The resignation of Senator Carlo Cottarelli because, among other things, he did not see his party as strong enough in its support for meritocracy, has once again drawn attention to the meaning and ideology of merit in our time. Merit has always been an ambiguous word, because it is deeply linked to the fascination that merit exerts on all of us. We would all like to be deserving of our successes (less of our failures), no one likes to think that the nice career they have had is only the result of good luck and recommendations.

But if we take a look at how merit is used, yesterday and today, in the concrete choices of the economy and society, we realise that it has almost never been on the side of the poor, who have often been discarded and then blamed because they were considered undeserving, thus convincing them that they were not only poor but also at fault and cursed. The word merit derives from (Latin) merere, meaning to earn, from which mercede (earnings, payment) and meretrice (prostitute) also derive. Meritocracy is the ideology of merit that, like all ideologies, takes a word that we like and that fascinates us, and then manipulates and perverts it. And so, in the name of appropriating a value to the deserving and the poor, the meritocratic ideology has become the ethical legitimisation of inequality. 

All it took was to change its name and inequality went from being an evil to being a good. There were three steps: 1. considering people's talents a merit and not a gift; 2. reducing people's many merits to those easiest to measure by consultancy firms (who today sees the ‘merits’ of compassion, meekness, humility?); 3. reading talent as merit leads to remunerating merits differently and thus widening the gaps between people.

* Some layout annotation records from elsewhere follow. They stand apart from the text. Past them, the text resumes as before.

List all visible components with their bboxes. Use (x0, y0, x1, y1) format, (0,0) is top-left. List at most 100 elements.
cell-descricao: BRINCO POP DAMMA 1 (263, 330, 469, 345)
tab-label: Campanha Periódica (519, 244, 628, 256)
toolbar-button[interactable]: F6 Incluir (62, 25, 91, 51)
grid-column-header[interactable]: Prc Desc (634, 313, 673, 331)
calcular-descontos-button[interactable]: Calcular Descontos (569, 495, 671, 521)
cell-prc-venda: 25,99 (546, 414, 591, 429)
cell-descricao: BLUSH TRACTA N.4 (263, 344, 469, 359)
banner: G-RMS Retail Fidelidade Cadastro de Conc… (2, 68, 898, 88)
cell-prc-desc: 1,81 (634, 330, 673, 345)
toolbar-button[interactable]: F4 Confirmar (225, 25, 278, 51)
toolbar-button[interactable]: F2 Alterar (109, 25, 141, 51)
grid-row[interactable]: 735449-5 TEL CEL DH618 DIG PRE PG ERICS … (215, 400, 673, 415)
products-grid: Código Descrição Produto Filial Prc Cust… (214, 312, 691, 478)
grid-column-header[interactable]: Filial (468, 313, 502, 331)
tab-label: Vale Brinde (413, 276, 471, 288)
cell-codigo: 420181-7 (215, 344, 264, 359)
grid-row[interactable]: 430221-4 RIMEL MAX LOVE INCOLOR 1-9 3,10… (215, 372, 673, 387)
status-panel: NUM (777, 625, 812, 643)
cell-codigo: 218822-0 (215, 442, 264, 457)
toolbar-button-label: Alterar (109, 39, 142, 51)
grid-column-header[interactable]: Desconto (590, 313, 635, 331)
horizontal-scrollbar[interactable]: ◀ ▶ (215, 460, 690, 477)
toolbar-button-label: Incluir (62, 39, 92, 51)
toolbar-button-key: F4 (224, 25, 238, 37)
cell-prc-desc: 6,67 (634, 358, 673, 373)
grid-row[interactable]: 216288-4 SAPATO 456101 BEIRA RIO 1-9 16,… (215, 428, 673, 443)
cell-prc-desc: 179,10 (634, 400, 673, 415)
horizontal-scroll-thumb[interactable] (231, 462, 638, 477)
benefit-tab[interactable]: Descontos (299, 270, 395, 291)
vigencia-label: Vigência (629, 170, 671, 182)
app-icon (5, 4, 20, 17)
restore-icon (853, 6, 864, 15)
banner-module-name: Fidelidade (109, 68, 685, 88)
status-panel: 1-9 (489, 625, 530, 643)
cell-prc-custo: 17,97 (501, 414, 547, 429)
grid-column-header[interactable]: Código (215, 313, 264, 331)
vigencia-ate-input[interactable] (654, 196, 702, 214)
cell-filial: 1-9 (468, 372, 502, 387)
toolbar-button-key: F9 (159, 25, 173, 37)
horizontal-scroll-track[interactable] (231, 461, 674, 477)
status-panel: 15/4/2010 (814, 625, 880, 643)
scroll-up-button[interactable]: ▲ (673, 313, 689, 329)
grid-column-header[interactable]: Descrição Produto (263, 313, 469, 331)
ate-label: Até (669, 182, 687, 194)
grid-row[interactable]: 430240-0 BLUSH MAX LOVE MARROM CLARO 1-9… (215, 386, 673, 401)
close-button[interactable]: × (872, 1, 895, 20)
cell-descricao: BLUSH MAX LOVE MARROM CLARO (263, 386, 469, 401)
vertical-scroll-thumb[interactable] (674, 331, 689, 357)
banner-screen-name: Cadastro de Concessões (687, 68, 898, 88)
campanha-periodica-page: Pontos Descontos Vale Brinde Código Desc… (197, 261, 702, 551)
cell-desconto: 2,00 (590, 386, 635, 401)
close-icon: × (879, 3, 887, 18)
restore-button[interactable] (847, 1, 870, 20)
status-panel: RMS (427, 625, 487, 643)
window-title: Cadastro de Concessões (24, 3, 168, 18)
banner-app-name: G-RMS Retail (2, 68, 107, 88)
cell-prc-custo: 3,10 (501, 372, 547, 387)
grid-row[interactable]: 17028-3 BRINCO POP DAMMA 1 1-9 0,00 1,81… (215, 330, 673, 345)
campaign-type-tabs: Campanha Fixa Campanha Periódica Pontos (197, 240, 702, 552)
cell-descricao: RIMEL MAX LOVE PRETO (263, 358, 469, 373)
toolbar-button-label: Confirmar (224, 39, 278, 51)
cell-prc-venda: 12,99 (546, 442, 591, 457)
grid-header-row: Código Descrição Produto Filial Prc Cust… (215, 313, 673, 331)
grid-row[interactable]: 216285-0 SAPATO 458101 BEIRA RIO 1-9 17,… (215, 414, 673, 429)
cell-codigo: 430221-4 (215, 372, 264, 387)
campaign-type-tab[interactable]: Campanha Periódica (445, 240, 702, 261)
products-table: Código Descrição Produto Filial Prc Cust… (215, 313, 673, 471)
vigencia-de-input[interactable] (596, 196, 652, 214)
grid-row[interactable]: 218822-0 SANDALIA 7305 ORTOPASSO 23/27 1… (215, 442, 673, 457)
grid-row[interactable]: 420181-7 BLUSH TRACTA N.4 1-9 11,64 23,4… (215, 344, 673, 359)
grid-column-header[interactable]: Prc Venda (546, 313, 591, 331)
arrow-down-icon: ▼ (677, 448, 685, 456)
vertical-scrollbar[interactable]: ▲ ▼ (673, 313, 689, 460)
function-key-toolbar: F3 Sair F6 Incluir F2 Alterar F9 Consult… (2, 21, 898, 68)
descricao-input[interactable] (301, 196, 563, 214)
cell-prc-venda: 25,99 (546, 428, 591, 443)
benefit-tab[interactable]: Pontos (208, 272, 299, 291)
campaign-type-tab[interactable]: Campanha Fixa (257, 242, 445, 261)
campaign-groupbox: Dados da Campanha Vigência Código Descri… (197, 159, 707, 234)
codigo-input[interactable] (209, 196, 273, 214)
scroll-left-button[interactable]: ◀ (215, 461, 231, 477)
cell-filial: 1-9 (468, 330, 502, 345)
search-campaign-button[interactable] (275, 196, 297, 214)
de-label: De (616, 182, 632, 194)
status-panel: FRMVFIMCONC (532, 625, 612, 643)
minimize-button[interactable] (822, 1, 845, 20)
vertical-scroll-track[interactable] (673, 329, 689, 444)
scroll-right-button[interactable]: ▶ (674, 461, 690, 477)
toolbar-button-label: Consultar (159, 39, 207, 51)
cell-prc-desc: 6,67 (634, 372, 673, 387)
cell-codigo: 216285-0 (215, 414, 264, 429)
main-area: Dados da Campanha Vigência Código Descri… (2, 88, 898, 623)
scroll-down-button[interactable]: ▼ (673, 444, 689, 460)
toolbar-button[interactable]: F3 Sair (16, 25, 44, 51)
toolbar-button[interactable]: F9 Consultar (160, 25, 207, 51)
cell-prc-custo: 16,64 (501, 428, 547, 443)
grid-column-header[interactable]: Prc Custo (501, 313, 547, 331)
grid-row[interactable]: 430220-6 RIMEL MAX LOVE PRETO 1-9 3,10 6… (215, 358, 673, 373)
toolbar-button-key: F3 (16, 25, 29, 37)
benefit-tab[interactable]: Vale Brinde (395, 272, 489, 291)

The misunderstanding about merit can already be found within our wonderful Constitution, which states in Article 34: “The able and deserving, even if deprived of means, have the right to reach the highest grades of studies”. It is not by coincidence that the new government has relied on this article to justify changing the name of the Ministry “of Education” to that of “Education and Merit”, creeping into the loophole left open by the ambiguity of that Article 34. 

Merit lovers say: “merit is not just talent, it is a combination of talent and commitment, so what is rewarded is personal commitment”. However, these meritocrats forget the crucial element: being able to commit oneself is not a merit either, it is above all a gift. Coming home from school and having time to do homework, instead of having to work, is not a merit. If we are honest, we have to recognise that what we are and become is 90 % gift and 10 % merit; meritocracy, on the other hand, overturns this percentage, and makes that slender 10 % the cornerstone of the edifice of justice.

Being institutions, schools must be anti-meritocratic: that is, they must reduce those asymmetries of starting points that have nothing to do with the merit of our children. A social system that rewards the already capable does nothing but leave the less capable, who are generally not so because of demerit, but because of their living conditions, further and further behind. Don Milani, whose centenary we are celebrating this year, knew these things very well. He knew that his boys in Barbiana were not undeserving; they were not at fault, they were just poor. May this centenary make us reflect on the ideology of merit that is becoming the new religion of our time, a religion without gratuitousness and without God.